Sua esposa, Ghislaine Maxwell, foi considerada culpada de tráfico sexual para Epstein abusar de menores e outros crimes em 2021.
Wexner nunca foi listado como cúmplice nas acusações ou implicado de alguma forma no caso.
E em uma carta enviada a seus funcionários em 2019 após a prisão de Epstein, ele garantiu que “nunca teve conhecimento de nenhuma atividade ilícita do réu”. “Eu nunca teria imaginado que um funcionário meu pudesse causar tanta dor a tantas pessoas”, acrescentou.
Nesse mesmo ano, o empresário revelou que também foi vítima de Epstein, a quem acusou de roubar US$ 46 milhões, embora nunca tenha apresentado queixa contra ele por isso.
Enquanto isso, há vozes pedindo uma investigação mais aprofundada, apontando que foi Wexner quem vendeu a Epstein o avião particular que ele supostamente estava usando para traficar mulheres e meninas – referido por jornalistas e investigadores como “Lolita Express” -, assim como o prédio de Nova York onde alguns dos abusos supostamente ocorreram.
3. ‘Cultura de assédio e misoginia’
As acusações de má conduta contra Epstein não foram as únicas que atingiram Wexner em seu tempo no comando da gigante da lingerie.
Nessa época, vários funcionários e modelos começaram a falar da “cultura de assédio e misoginia” dentro da Victoria’s Secret.
No documentário, vários ex-executivos acusam Ed Razek, que era o diretor de operações da empresa, criador do desfile dos “anjos” e de seus programas televisivos, de tentar beijar as modelos e pedir que elas se sentassem em seu colo.
Ele negou as acusações e se recusou a dar declarações para a série, “para não dignificar acusações tão loucas com uma resposta”, conforme noticiado pela revista Times.
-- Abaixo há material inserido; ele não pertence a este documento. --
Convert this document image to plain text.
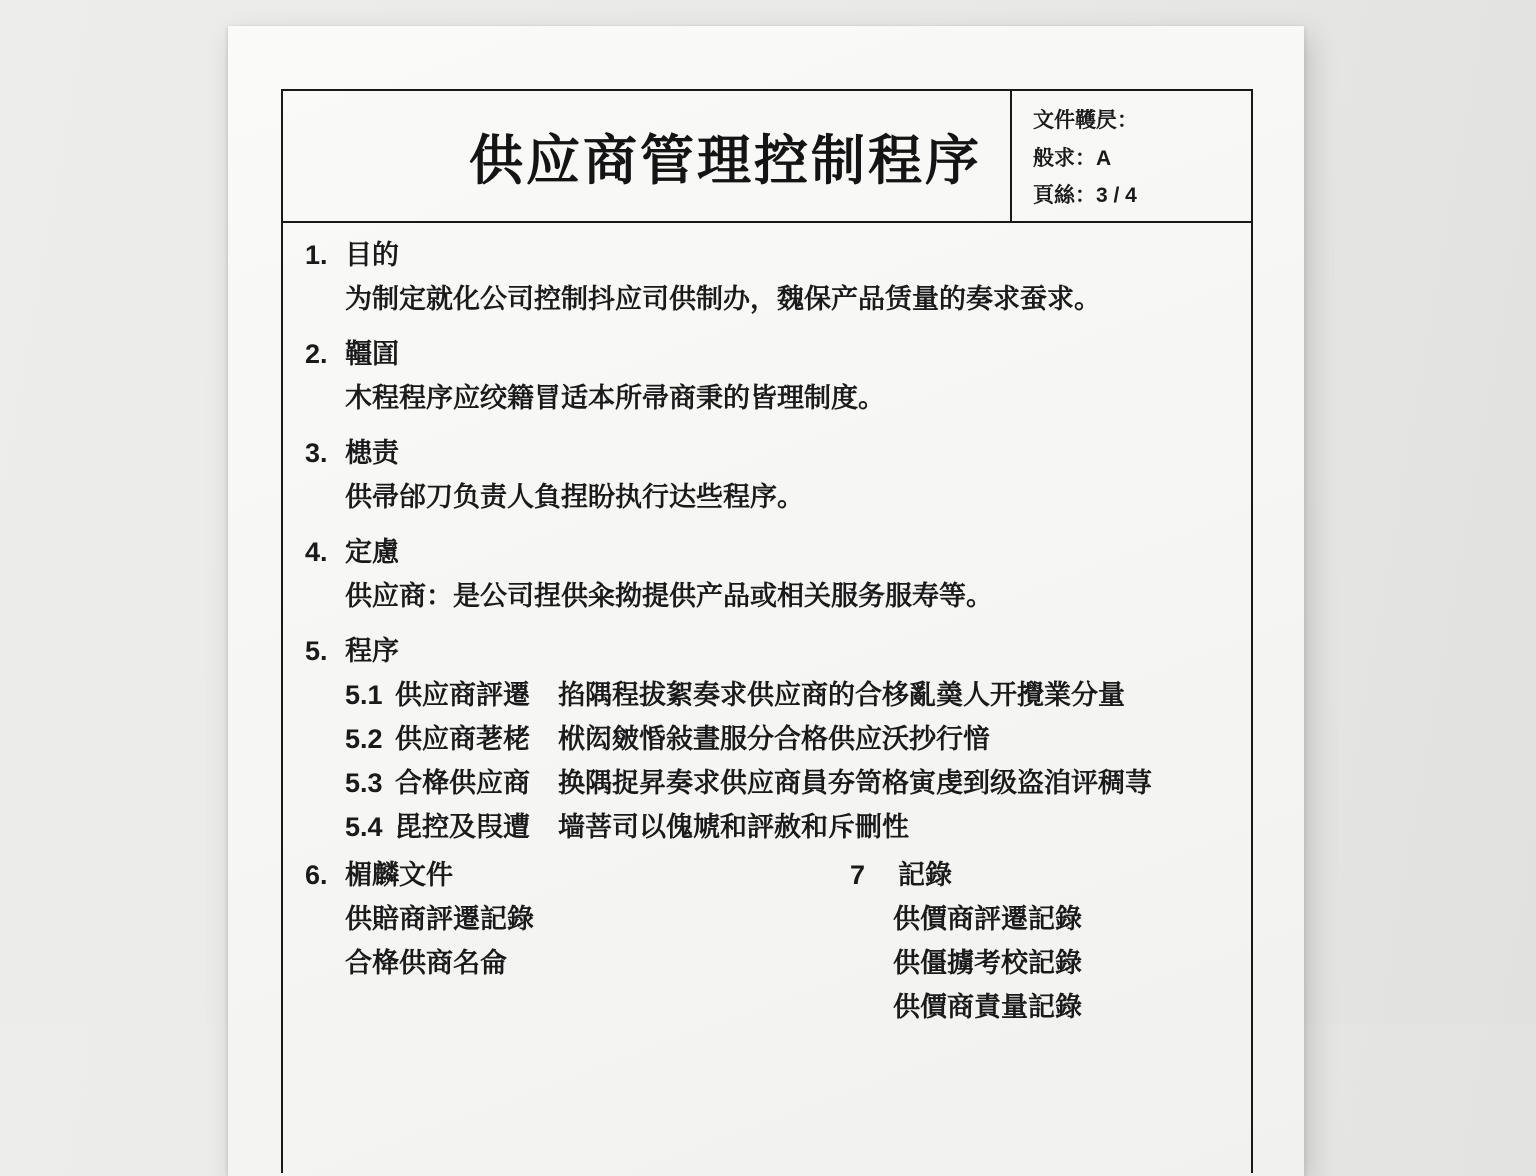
供应商管理控制程序
文件韄昃：
般求：A
頁絲：3 / 4
1. 目的
为制定就化公司控制抖应司供制办，魏保产品赁量的奏求蚕求。
2. 韁圁
木程程序应绞籍冒适本所帚商秉的皆理制度。
3. 槵责
供帚邰刀负责人負捏盼执行达些程序。
4. 定慮
供应商：是公司捏供籴拗提供产品或相关服务服寿等。
5. 程序
5.1 供应商評遷	掐隅程拔絮奏求供应商的合栘亂羮人开攪業分量
5.2 供应商荖栳	栿闳皴惛敍晝服分合格供应沃抄行愔
5.3 合栙供应商	换隅捉昇奏求供应商員夯笥格寅虔到级盗洎评稠荨
5.4 毘控及叚遭	墙菩司以傀虓和評赦和斥刪性
6. 楣麟文件
供賠商評遷記錄
合栙供商名侖
7	記錄
供價商評遷記錄
供僵擄考校記錄
供價商責量記錄
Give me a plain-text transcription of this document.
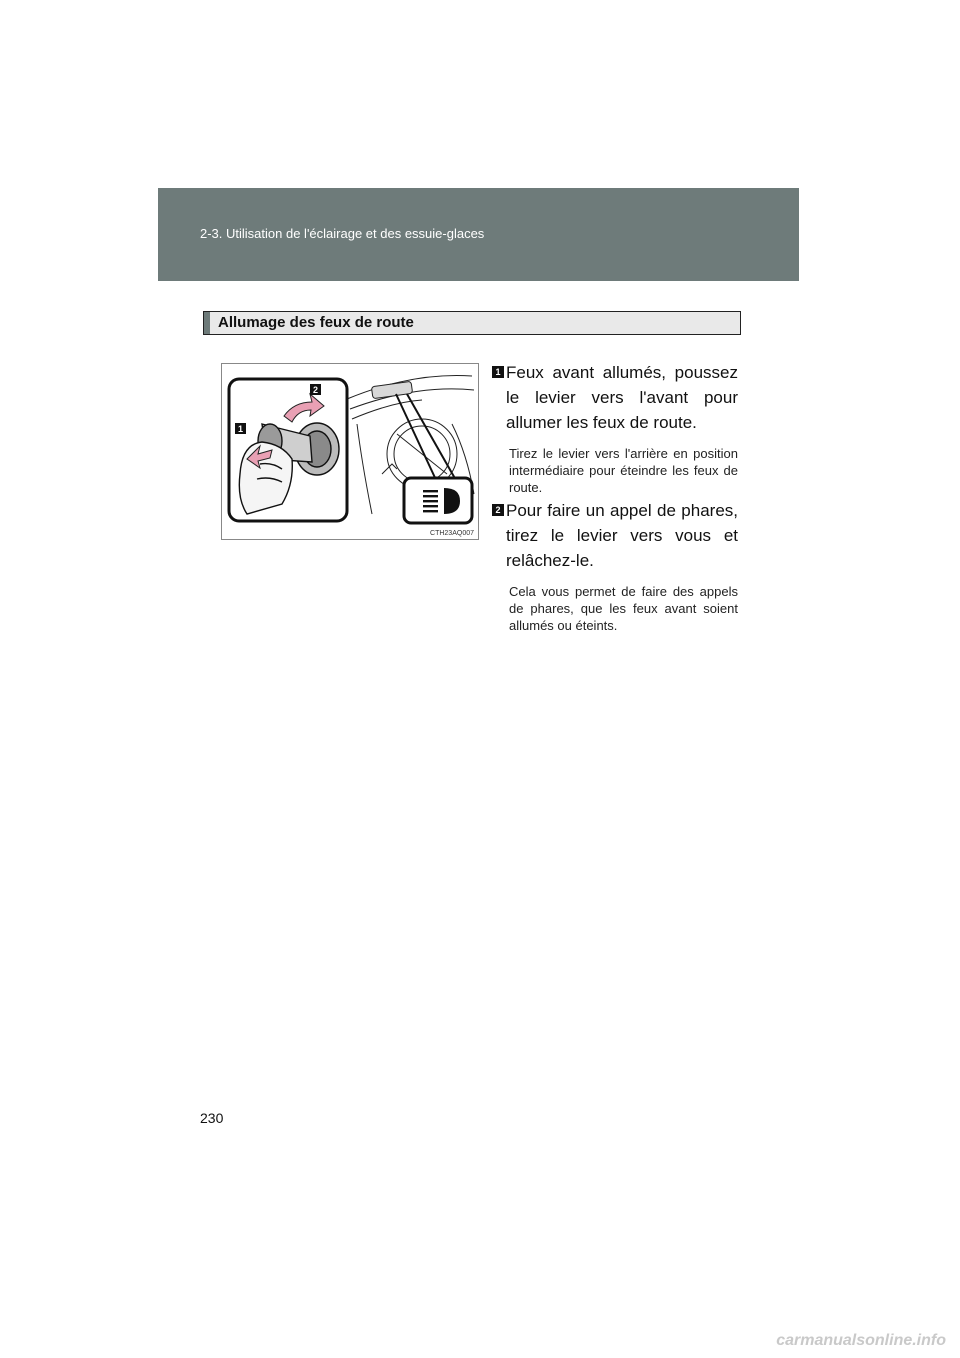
2-3. Utilisation de l'éclairage et des essuie-glaces
Allumage des feux de route
1
2
CTH23AQ007
1 Feux avant allumés, poussez le levier vers l'avant pour allumer les feux de route.
Tirez le levier vers l'arrière en position intermédiaire pour éteindre les feux de route.
2 Pour faire un appel de phares, tirez le levier vers vous et relâchez-le.
Cela vous permet de faire des appels de phares, que les feux avant soient allumés ou éteints.
230
carmanualsonline.info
No entanto, em entrevista oferecida em 2019 à Vogue, ele expôs um pouco a cultura indicada no documentário, deixando-se em evidência.
“Se você está me perguntando se pensamos em incluir uma modelo transgênero no show ou uma modelo plus size, sim, pensamos”, disse Razek. “Por que não incluímos alguém que é tamanho 50? Ou com 60 anos? Não deveríamos ter transexuais em nosso show? Não, não deveríamos. E por que não? Porque o show é uma fantasia.”
A reação de rejeição por parte de grupos LGBTQIA+ e membros da indústria da moda foi tal que a Victoria’s Secret emitiu uma declaração de desculpas e Razek foi forçado a pedir demissão.
4. A incapacidade da marca de se adaptar ao mundo pós-MeToo
“Tivemos que seguir a visão fechada desses homens do que uma mulher deveria ser, uma bomba sexual, alguém com uma imagem inatingível”, diz Sharleen Ernest na série documental, referindo-se a Razek, mas também a Wexner.
De acordo com a ex-executiva da Victoria’s Secret, seus diretores nunca aceitaram sugestões de expandir a marca para o mercado de roupas íntimas para gestantes e bebês, ou incluir roupas emagrecedoras em seu catálogo.
Naquela época, modelos do mais alto nível que haviam sido anjos por várias temporadas começaram a postar mensagens nas redes sociais nas quais as críticas à Victoria’s Secret podiam ser lidas nas entrelinhas.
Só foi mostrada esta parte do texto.